By this time, no newspaper in Ghana could have criticized the Government’s action. All I could do myself at Drum was to publish huge chunks of the cross-examination in court and leave readers to come to their own conclusions. Indeed, from then on, such was the dearth of open political discourse that any propaganda crafted against Nkrumah was believed. And some of the propaganda was quite vile.

Thus it was that when a group of soldiers and policemen decided to strike against the CPP, they were able to successfully overthrow it on 24 February 1966, while Dr Kwame Nkrumah was visiting Peking, on his way to Hanoi to try and negotiate a end to the war in Vietnam. He died in exile in 1972.

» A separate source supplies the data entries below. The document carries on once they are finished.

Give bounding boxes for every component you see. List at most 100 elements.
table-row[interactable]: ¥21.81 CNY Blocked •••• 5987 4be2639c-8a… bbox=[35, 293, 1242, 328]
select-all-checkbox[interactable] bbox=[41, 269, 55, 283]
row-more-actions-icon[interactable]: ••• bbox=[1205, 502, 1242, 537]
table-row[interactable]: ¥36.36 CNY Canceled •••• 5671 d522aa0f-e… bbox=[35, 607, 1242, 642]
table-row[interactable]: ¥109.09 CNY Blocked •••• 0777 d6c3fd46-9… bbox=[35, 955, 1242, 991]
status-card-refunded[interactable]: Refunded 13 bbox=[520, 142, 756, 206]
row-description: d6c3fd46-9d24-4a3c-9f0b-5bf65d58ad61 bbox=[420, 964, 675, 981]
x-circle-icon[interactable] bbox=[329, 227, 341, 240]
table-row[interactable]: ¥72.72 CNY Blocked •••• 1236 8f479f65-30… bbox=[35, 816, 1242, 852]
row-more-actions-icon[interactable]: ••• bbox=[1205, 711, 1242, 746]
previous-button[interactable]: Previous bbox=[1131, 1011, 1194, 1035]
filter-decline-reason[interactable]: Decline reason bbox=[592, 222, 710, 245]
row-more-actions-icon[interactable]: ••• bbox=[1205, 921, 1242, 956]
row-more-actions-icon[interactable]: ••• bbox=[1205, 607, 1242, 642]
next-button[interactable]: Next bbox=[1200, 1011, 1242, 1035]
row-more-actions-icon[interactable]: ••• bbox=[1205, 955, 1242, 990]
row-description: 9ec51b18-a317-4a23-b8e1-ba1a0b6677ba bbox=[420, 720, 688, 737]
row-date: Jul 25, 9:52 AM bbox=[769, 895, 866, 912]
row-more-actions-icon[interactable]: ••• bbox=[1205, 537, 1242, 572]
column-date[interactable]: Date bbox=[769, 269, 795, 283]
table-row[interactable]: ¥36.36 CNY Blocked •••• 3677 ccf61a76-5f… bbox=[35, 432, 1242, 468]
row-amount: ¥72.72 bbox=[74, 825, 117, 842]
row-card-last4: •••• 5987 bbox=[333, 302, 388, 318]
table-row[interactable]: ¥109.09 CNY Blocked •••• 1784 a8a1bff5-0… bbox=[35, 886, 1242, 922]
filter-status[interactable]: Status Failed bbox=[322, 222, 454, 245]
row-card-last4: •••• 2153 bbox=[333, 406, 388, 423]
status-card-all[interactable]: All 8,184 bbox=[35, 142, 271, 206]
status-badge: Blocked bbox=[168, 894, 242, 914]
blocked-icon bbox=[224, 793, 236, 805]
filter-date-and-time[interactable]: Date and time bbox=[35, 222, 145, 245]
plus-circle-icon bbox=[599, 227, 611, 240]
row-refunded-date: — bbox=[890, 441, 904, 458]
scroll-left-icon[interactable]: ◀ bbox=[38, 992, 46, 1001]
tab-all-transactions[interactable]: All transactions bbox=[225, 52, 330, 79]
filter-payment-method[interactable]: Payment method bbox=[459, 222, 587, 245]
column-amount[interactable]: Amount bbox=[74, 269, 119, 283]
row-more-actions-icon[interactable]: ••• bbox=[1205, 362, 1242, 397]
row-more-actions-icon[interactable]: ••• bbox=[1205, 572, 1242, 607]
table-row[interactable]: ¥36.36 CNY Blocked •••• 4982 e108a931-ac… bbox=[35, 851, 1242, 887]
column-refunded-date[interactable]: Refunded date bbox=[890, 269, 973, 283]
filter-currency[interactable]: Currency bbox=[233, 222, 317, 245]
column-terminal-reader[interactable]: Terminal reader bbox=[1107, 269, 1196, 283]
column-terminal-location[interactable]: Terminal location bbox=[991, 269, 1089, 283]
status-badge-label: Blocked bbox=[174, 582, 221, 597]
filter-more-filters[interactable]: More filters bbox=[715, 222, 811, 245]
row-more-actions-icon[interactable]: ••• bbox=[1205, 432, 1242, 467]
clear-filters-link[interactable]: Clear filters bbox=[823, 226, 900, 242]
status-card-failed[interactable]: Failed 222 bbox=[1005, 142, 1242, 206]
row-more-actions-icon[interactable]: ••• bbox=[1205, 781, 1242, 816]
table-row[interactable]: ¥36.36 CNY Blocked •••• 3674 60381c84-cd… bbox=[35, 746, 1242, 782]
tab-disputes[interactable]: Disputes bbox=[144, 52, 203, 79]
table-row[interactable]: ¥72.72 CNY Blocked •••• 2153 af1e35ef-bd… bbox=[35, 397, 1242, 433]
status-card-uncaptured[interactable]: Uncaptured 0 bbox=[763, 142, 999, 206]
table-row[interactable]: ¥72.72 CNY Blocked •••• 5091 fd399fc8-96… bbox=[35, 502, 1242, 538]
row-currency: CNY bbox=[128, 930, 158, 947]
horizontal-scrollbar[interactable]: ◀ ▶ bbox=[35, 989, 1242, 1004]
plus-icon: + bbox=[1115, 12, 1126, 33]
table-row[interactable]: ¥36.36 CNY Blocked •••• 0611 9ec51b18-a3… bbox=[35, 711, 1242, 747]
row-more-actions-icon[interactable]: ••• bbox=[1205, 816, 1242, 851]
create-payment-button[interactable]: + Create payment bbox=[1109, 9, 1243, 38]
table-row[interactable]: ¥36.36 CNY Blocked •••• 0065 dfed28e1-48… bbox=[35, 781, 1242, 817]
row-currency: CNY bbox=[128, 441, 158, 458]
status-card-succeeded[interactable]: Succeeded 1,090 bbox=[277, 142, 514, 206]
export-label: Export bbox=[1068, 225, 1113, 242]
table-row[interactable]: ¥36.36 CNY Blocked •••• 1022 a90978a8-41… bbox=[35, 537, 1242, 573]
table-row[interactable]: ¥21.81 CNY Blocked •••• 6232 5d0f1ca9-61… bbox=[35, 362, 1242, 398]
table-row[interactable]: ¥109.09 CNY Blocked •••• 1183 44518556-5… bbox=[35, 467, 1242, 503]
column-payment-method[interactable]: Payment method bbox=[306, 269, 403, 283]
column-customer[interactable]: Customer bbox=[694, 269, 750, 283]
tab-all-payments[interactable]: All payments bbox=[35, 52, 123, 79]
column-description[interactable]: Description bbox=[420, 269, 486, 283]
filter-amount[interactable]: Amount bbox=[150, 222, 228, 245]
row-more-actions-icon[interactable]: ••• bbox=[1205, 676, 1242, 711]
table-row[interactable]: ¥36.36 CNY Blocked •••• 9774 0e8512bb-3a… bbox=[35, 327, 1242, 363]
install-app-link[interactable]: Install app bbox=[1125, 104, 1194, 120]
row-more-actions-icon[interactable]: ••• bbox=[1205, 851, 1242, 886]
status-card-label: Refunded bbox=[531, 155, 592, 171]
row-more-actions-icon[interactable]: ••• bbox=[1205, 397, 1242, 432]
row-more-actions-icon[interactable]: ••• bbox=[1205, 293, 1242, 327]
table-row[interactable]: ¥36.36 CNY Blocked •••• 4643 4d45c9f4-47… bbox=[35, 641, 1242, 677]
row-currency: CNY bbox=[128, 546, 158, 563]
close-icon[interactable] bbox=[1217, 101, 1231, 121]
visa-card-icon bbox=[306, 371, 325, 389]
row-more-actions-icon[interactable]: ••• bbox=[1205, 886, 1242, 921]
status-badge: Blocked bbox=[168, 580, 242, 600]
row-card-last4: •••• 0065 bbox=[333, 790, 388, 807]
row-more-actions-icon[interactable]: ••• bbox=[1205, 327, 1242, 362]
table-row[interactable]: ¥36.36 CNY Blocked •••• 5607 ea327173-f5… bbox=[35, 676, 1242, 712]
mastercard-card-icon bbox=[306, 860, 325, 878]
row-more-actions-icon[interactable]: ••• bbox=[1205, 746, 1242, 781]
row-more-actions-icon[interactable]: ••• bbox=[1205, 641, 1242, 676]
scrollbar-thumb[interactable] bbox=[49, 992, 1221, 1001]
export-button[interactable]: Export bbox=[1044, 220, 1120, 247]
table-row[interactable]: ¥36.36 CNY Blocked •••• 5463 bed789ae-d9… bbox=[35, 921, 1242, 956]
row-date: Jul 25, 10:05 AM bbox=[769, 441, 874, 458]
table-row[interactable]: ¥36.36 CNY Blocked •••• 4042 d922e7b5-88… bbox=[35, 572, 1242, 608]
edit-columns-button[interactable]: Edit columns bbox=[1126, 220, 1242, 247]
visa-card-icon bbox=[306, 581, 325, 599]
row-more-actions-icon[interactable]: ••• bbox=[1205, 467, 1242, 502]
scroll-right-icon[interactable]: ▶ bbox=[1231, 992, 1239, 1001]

Now, the question is: what if? My own candid opinion is that if Ghana’s political situation had been frozen at say, mid-1958, when the opposition had not yet been driven underground, and everyone could have his say, we would have had a much cleaner and more efficient government, which would, of necessity, have been more stable. Instead, Ghana descended from the initial totalitarian rule into cycles of military rule, some of which resulted in horrible atrocities and, of course, did not enshrine press freedom.

We reached a new low point when one regime (led by Flight-Lieutenant J J Rawlings) had its agents “shit-bomb” the offices of an opposition newspaper. And we saw two newspapermen -- Tommy Thompson and John Kugblenu -- die shortly after being released from prison, where the hard treatment had taken its toll of their health.

So, the road to controlling the press, however attractive it may seem, must be trodden with extreme wariness. For it is strewn with unexpected consequences.